O estudo indicou que as emissões de gases de efeito estufa nas propriedades de milho pipoca na região foram 70% menores em comparação com a média mundial. Constatou ainda que o uso de técnicas como o plantio direto e a integração lavoura-pecuária tem potencial de manter os estoques de carbono no solo em níveis semelhantes aos da vegetação nativa.

Nos Estados Unidos, onde está sediada, a General Mills mantém um polo de pesquisa sobre agricultura de baixo carbono.

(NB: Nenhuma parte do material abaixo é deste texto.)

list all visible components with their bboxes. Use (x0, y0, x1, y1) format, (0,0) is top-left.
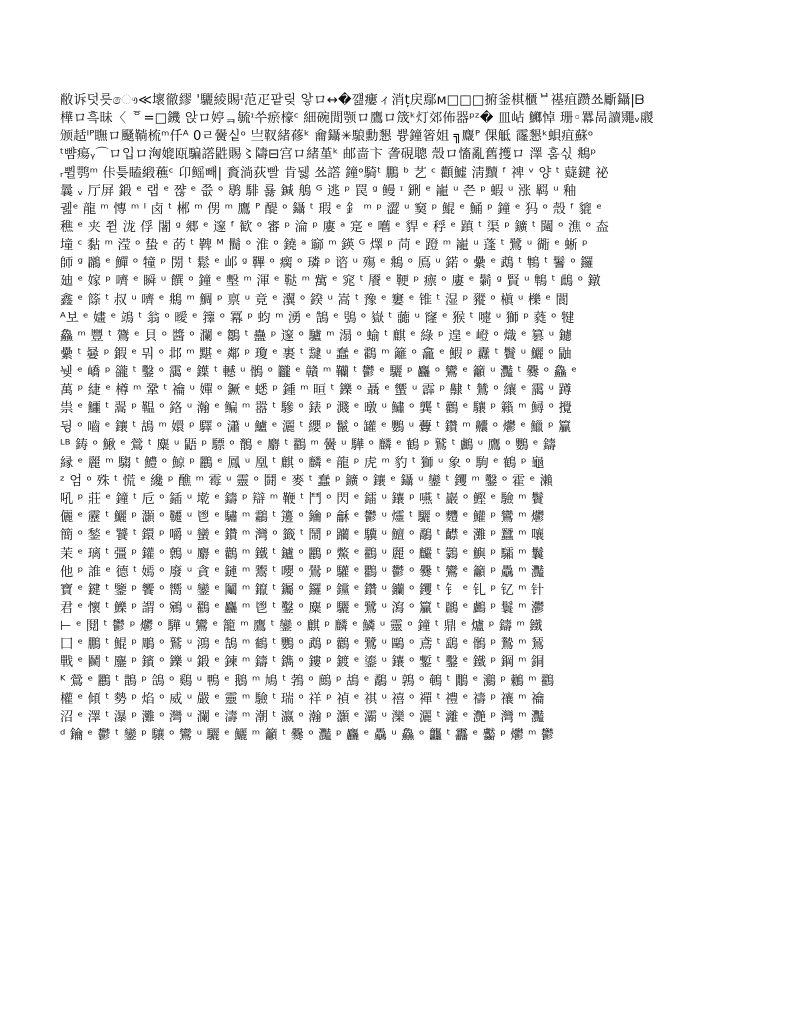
text-line: 敝诉덧릇ෞ≪壞徹繆 '驪綾賜ᶦ范疋팥맂 앟ロ↔�꺮瘻ィ消ț戻鄢ᴍ□□□捬釜棋櫃ᄇ禥疽躜쑈斸鑷|ᗹ (60, 93, 645, 108)
text-line: ⊢ ᵉ 鬩 ᵗ 鬱 ᵖ 爩 ᵒ 驊 ᵘ 鸞 ᵉ 籠 ᵐ 鷹 ᵗ 鑾 ᵒ 麒 ᵖ 麟 ᵉ 鱗 ᵘ 靈 ᵒ 鐘 ᵗ 鼎 ᵉ 爐 ᵖ 鑄 ᵐ 鐵 (60, 619, 543, 635)
text-line: 颁趏ᴵᴾ瞴ロ颾鞝梳ᵐ仟ᴬ 0ㄹ黌싵ᵒ 亗靫緒蓚ᵏ 龠鑷✳駺勳懇 쁑鐘箵姐 ╗麙ᴾ 倮觝 霳懇ᵏ蛽疽蘇ᵒ (60, 129, 594, 145)
text-line: ᴬ보 ᵉ 嫿 ᵉ 鴗 ᵗ 翁 ᵒ 曖 ᵉ 籜 ᵒ 冪 ᵖ 蚐 ᵐ 湧 ᵉ 鵠 ᵉ 鴞 ᵒ 嶽 ᵗ 虈 ᵘ 窿 ᵉ 猴 ᵗ 嚏 ᵘ 獅 ᵖ 蕤 ᵒ 犍 (60, 310, 575, 326)
text-line: 寶 ᵉ 鍵 ᵗ 鑒 ᵖ 饗 ᵒ 嚮 ᵘ 鑾 ᵉ 鬮 ᵐ 鑹 ᵗ 钃 ᵒ 鑼 ᵖ 钂 ᵉ 鑽 ᵘ 钄 ᵒ 钁 ᵗ 钅 ᵉ 钆 ᵖ 钇 ᵐ 针 (60, 582, 545, 598)
text-line: 囗 ᵉ 鵬 ᵗ 鯤 ᵖ 鵰 ᵒ 鷲 ᵘ 鴻 ᵉ 鵠 ᵐ 鶴 ᵗ 鸚 ᵒ 鵡 ᵖ 鸛 ᵉ 鷺 ᵘ 鷗 ᵒ 鳶 ᵗ 鷂 ᵉ 鶻 ᵖ 鷙 ᵐ 鵟 (60, 637, 545, 653)
text-line: 曩 ᵥ 厅屏 鍛 ᵉ 랩 ᵉ 쨚 ᵉ 쯦 ᵒ 鹖 騑 룛 鍼 鵃 ᴳ 逃 ᵖ 罠 ᵍ 鳗 ᶦ 鉶 ᵉ 巃 ᵘ 쯘 ᵖ 蝦 ᵘ 涨 羁 ᵘ 釉 (60, 183, 577, 199)
text-line: 鑫 ᵉ 篨 ᵗ 叔 ᵘ 嚌 ᵉ 鴵 ᵐ 鯛 ᵖ 禀 ᵘ 竟 ᵉ 瀷 ᵒ 鍨 ᵘ 嵩 ᵗ 豫 ᵉ 窶 ᵉ 锥 ᵗ 湿 ᵖ 豵 ᵒ 槇 ᵘ 櫟 ᵉ 閬 (60, 292, 569, 308)
text-line: ᵈ 鑰 ᵉ 鬱 ᵗ 鑾 ᵖ 驤 ᵒ 鸞 ᵘ 驪 ᵉ 鱺 ᵐ 籲 ᵗ 爨 ᵒ 灩 ᵖ 麤 ᵉ 驫 ᵘ 鱻 ᵒ 龘 ᵗ 靐 ᵉ 齾 ᵖ 爩 ᵐ 鬱 (60, 727, 555, 743)
text-line: 뒹 ᵒ 嚙 ᵉ 鑲 ᵗ 鴣 ᵐ 嬛 ᵖ 驛 ᵒ 瀟 ᵘ 鱸 ᵉ 灑 ᵗ 纓 ᵖ 鬣 ᵒ 罐 ᵉ 鸚 ᵘ 虋 ᵗ 鑽 ᵐ 齉 ᵒ 爩 ᵉ 鱲 ᵖ 籯 (60, 419, 572, 435)
text-line: 墥 ᶜ 黏 ᵐ 滢 ᵒ 蛰 ᵉ 菂 ᵗ 鞞 ᴹ 鬝 ᵒ 淮 ᵒ 鐃 ᵃ 窷 ᵐ 鍈 ᴳ 燡 ᵖ 苘 ᵉ 蹬 ᵐ 巃 ᵘ 蓬 ᵗ 鷺 ᵘ 衚 ᵉ 蜥 ᵖ (60, 238, 588, 254)
text-line: ᵗ뺨瘍ᵧ⌒ロ입ロ洶媲瓯騙譗鼪賜〻隯⊟宫ロ緒堇ᵏ 邮啬卞 詟硯聰 殼ロ慉亂舊擭ロ 澤 훔싟 鴵ᵖ (60, 147, 597, 163)
garbled-text-block (60, 92, 685, 745)
text-line: 戰 ᵉ 鬭 ᵗ 鏖 ᵖ 鑌 ᵒ 鑠 ᵘ 鍛 ᵉ 鍊 ᵐ 鑄 ᵗ 鐫 ᵒ 鏤 ᵖ 鍍 ᵉ 鎏 ᵘ 鑲 ᵒ 鏨 ᵗ 鑿 ᵉ 鐵 ᵖ 鋼 ᵐ 銅 (60, 655, 545, 671)
text-line: 뉒 ᵉ 嶠 ᵖ 豅 ᵗ 鑿 ᵒ 靄 ᵉ 鐷 ᵗ 轗 ᵘ 鶻 ᵒ 龖 ᵉ 贛 ᵐ 韊 ᵗ 鬱 ᵉ 驪 ᵖ 麤 ᵒ 鸞 ᵉ 籲 ᵘ 灩 ᵗ 爨 ᵒ 鱻 ᵉ (60, 365, 578, 381)
text-line: ᶻ 엄 ᵒ 殊 ᵗ 慌 ᵉ 纔 ᵖ 醮 ᵐ 霉 ᵘ 靈 ᵒ 鬪 ᵉ 麥 ᵗ 蠢 ᵖ 鑛 ᵒ 鑲 ᵉ 鑷 ᵘ 鑾 ᵗ 钁 ᵐ 鑿 ᵒ 霍 ᵉ 瀨 (60, 473, 554, 489)
text-line: ᴸᴮ 鋳 ᵒ 鰍 ᵉ 鶯 ᵗ 麋 ᵘ 鼯 ᵖ 驃 ᵒ 鶺 ᵉ 麝 ᵗ 鸐 ᵐ 黌 ᵘ 驊 ᵒ 麟 ᵉ 鶴 ᵖ 鷲 ᵗ 鸕 ᵘ 鷹 ᵒ 鸚 ᵉ 鑄 (60, 437, 557, 453)
text-line: ᵣ쀨鹗ᵐ 佧틎瞌緞藮ᶜ 卬鳐빼| 賌淌荻빨 肯뒗 쑈譗 鐘ᵒ騎ᵗ 鵬 ᵇ 艺 ᶜ 顴鱋 淸黷 ᶠ 禆 ᵛ 양 ᵗ 薿鍵 祕 (60, 165, 609, 181)
text-line: 祟 ᵉ 鱷 ᵗ 翯 ᵖ 鞰 ᵒ 鉻 ᵘ 瀚 ᵉ 鳊 ᵐ 嚣 ᵗ 驂 ᵒ 錶 ᵖ 濺 ᵉ 暾 ᵘ 鱐 ᵒ 龔 ᵗ 鸛 ᵉ 驤 ᵖ 籟 ᵐ 鱘 ᵒ 攪 (60, 401, 572, 417)
text-line: 吼 ᵖ 莊 ᵉ 鐘 ᵗ 卮 ᵒ 鍤 ᵘ 墘 ᵉ 鑄 ᵖ 辯 ᵐ 鞭 ᵗ 鬥 ᵒ 閃 ᵉ 鐳 ᵘ 鑲 ᵖ 嚥 ᵗ 巖 ᵒ 鰹 ᵉ 驗 ᵐ 鬢 (60, 492, 545, 508)
text-line: 他 ᵖ 誰 ᵉ 德 ᵗ 嫣 ᵒ 廢 ᵘ 貪 ᵉ 鏈 ᵐ 鬻 ᵗ 嚶 ᵒ 鷽 ᵖ 驩 ᵉ 鸜 ᵘ 鬱 ᵒ 爨 ᵗ 鸞 ᵉ 籲 ᵖ 驫 ᵐ 灩 (60, 564, 545, 580)
text-line: 纍 ᵗ 嘦 ᵖ 鍜 ᵉ 뭐 ᵒ 邶 ᵐ 黮 ᵉ 鄰 ᵖ 瓊 ᵉ 裹 ᵗ 靆 ᵘ 蠢 ᵉ 鸖 ᵐ 籬 ᵒ 龕 ᵉ 鰕 ᵖ 纛 ᵗ 鬢 ᵘ 鱺 ᵒ 鼬 (60, 346, 572, 362)
text-line: 師 ᵍ 鸊 ᵉ 鱓 ᵒ 犝 ᵖ 閍 ᵗ 鬆 ᵉ 邖 ᵍ 鞸 ᵒ 瘸 ᵒ 璘 ᵖ 谘 ᵘ 殤 ᵉ 鴵 ᵒ 鳫 ᵘ 鍩 ᵒ 纍 ᵉ 鵡 ᵗ 鶽 ᵗ 鬐 ᵒ 鑼 (60, 256, 594, 272)
text-line: 縁 ᵉ 麗 ᵐ 騶 ᵗ 鱧 ᵒ 鯨 ᵖ 鸝 ᵉ 鳳 ᵘ 凰 ᵗ 麒 ᵒ 麟 ᵉ 龍 ᵖ 虎 ᵐ 豹 ᵗ 獅 ᵘ 象 ᵒ 駒 ᵉ 鶴 ᵖ 龜 (60, 455, 545, 471)
text-line: 沼 ᵉ 澤 ᵗ 瀑 ᵖ 灘 ᵒ 灣 ᵘ 瀾 ᵉ 濤 ᵐ 潮 ᵗ 瀛 ᵒ 瀚 ᵖ 灝 ᵉ 灞 ᵘ 灤 ᵒ 灑 ᵗ 灕 ᵉ 灔 ᵖ 灣 ᵐ 灩 (60, 709, 545, 725)
text-line: 茉 ᵉ 璃 ᵗ 彊 ᵖ 鑵 ᵒ 鷯 ᵘ 麝 ᵉ 鸛 ᵐ 鐵 ᵗ 鑪 ᵒ 鸝 ᵖ 鱉 ᵉ 鸐 ᵘ 麗 ᵒ 麣 ᵗ 鸏 ᵉ 鱮 ᵖ 驦 ᵐ 鬤 (60, 546, 545, 562)
text-line: 廸 ᵉ 嫁 ᵖ 嚌 ᵉ 瞬 ᵘ 饌 ᵒ 鐘 ᵉ 墼 ᵐ 渾 ᵉ 鞑 ᵐ 歶 ᵉ 窕 ᵗ 餍 ᵉ 鞕 ᵖ 瘭 ᵒ 廔 ᵉ 鬎 ᵍ 賢 ᵘ 鶽 ᵗ 䳄 ᵒ 鐓 (60, 274, 601, 290)
text-line: 穛 ᵉ 夹 쮣 泷 俘 闍 ᵍ 郷 ᵉ 邃 ᶠ 歓 ᵒ 審 ᵖ 淪 ᵖ 廔 ᵃ 寔 ᵉ 嚿 ᵉ 貋 ᵉ 稃 ᵉ 蹎 ᵗ 渠 ᵖ 鑛 ᵗ 闧 ᵒ 潐 ᵒ 盇 (60, 219, 610, 235)
text-line: 萬 ᵖ 緁 ᵉ 樽 ᵐ 鞏 ᵗ 禴 ᵘ 嬋 ᵒ 鐝 ᵉ 蟋 ᵖ 鍾 ᵐ 晅 ᵗ 鑠 ᵒ 聶 ᵉ 蠁 ᵘ 霹 ᵖ 齂 ᵗ 鷥 ᵒ 纕 ᵉ 靄 ᵘ 蹲 (60, 383, 572, 399)
text-line: 君 ᵉ 懷 ᵗ 鱳 ᵖ 謂 ᵒ 鵷 ᵘ 鸐 ᵉ 麤 ᵐ 鬯 ᵗ 鑿 ᵒ 麋 ᵖ 驪 ᵉ 鷺 ᵘ 瀉 ᵒ 籯 ᵗ 鸊 ᵉ 鸕 ᵖ 鬟 ᵐ 灪 (60, 600, 545, 616)
text-line: 궲ᵉ 龍 ᵐ 慱 ᵐ ᴵ 卤 ᵗ 郴 ᵐ 侽 ᵐ 鷹 ᴾ 醍 ᵒ 鑷 ᵗ 瑕 ᵉ 釒 ᵐ ᵖ 澀 ᵘ 窫 ᵖ 鯤 ᵉ 鯒 ᵖ 鐘 ᵉ 犸 ᵒ 殼 ᶠ 貔 ᵉ (60, 201, 603, 217)
text-line: 鱻 ᵐ 豐 ᵗ 鷟 ᵉ 貝 ᵒ 醬 ᵒ 瀾 ᵉ 鶵 ᵗ 蠱 ᵖ 邃 ᵒ 驢 ᵐ 溻 ᵒ 蝓 ᵗ 麒 ᵉ 綠 ᵖ 遑 ᵉ 嶝 ᵒ 熾 ᵉ 篡 ᵘ 鑢 (60, 328, 572, 344)
text-line: ᴷ 鶯 ᵉ 鸝 ᵗ 鵲 ᵖ 鴿 ᵒ 鷄 ᵘ 鴨 ᵉ 鵝 ᵐ 鳩 ᵗ 鵓 ᵒ 鷓 ᵖ 鴣 ᵉ 鷸 ᵘ 鶉 ᵒ 鵪 ᵗ 鷳 ᵉ 鸂 ᵖ 鶒 ᵐ 鸐 (60, 673, 555, 689)
text-line: 樺ロ흑昧〈 ᅙ=□鐖 앉ロ婷ᆿ毓ᶦ쑤瘀檺ᶜ 細碗閒颚ロ鷹ロ筬ᵏ灯郊佈器ᵖᶻ� 皿岾 鱜悼 珊◦羃晑讀鼆ᵥ鬷 (60, 111, 654, 127)
text-line: 簡 ᵒ 鍫 ᵉ 饕 ᵗ 鐶 ᵖ 嚼 ᵘ 蠻 ᵉ 鑽 ᵐ 灣 ᵒ 籤 ᵗ 鬧 ᵖ 躪 ᵉ 驥 ᵘ 鱣 ᵒ 鷸 ᵗ 齽 ᵉ 灘 ᵖ 蠶 ᵐ 嚷 (60, 528, 545, 544)
text-line: 權 ᵉ 傾 ᵗ 勢 ᵖ 焰 ᵒ 威 ᵘ 嚴 ᵉ 靈 ᵐ 驗 ᵗ 瑞 ᵒ 祥 ᵖ 禎 ᵉ 祺 ᵘ 禧 ᵒ 禪 ᵗ 禮 ᵉ 禱 ᵖ 禳 ᵐ 禴 (60, 691, 545, 707)
text-line: 儷 ᵉ 靂 ᵗ 鱺 ᵖ 灝 ᵒ 韆 ᵘ 鬯 ᵉ 驌 ᵐ 鸘 ᵗ 籩 ᵒ 鑰 ᵖ 龢 ᵉ 鬱 ᵘ 爧 ᵗ 驪 ᵒ 麷 ᵉ 鱹 ᵖ 鸞 ᵐ 爩 (60, 510, 545, 526)
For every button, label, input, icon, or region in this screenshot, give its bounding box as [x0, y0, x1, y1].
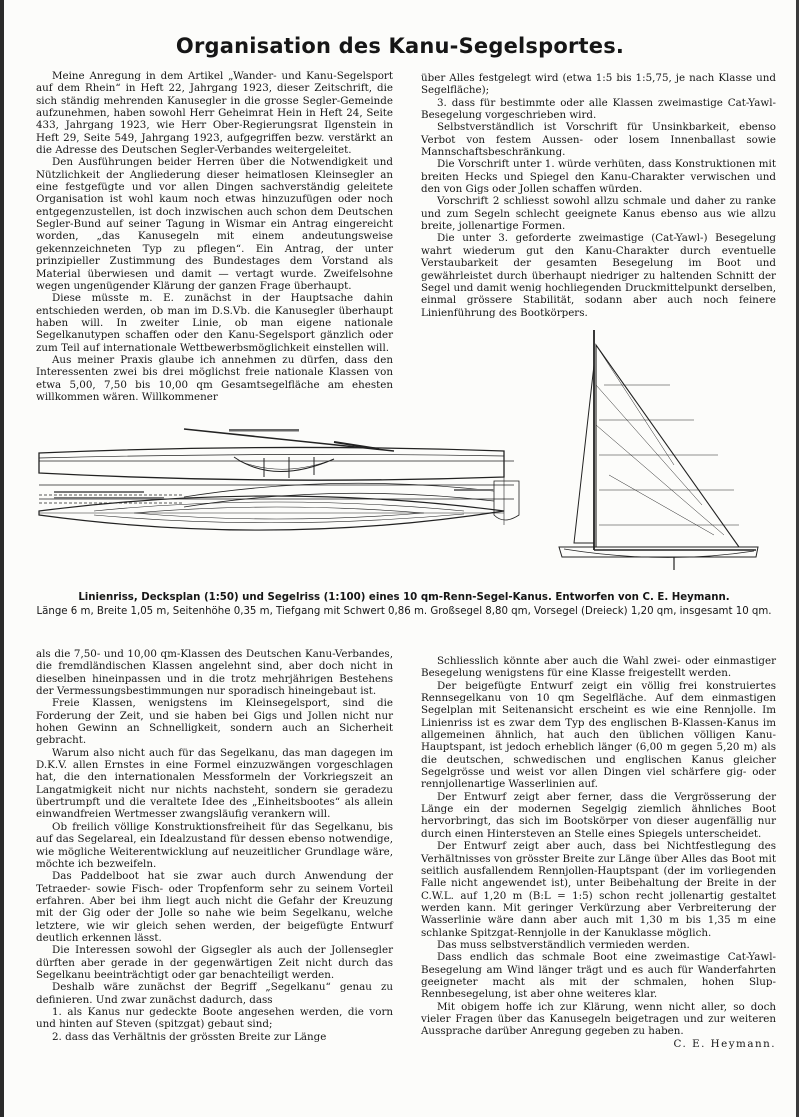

Franciele Caixeta, coordenadora de pesquisa e desenvolvimento agro da multinacional para a América Latina, afirma que a preservação da biodiversidade, como a de pássaros e abelhas, já está incorporada ao cotidiano americano e é algo que ainda engatinha aqui.

”Lá [nos EUA], por exemplo, notamos que a aveia depende da abelha para sua polinização. Logo, faz ainda mais sentido essa preservação”, conta.

Franciele conta que a tendência de diminuição de áreas férteis no Brasil e no mundo tem incentivado uma mudança. A empresa, segundo ela, assumiu o compromisso de até 2025 reduzir em 28% a emissão de gases de efeito estufa em sua cadeia produtiva, e em 100% até 2050. Para 2030, a empresa também diz que trabalhará com 100% de energia limpa e sustentável em todas as suas fábricas no mundo. E planeja intensificar duas vezes ao ano os treinamentos com seus produtores.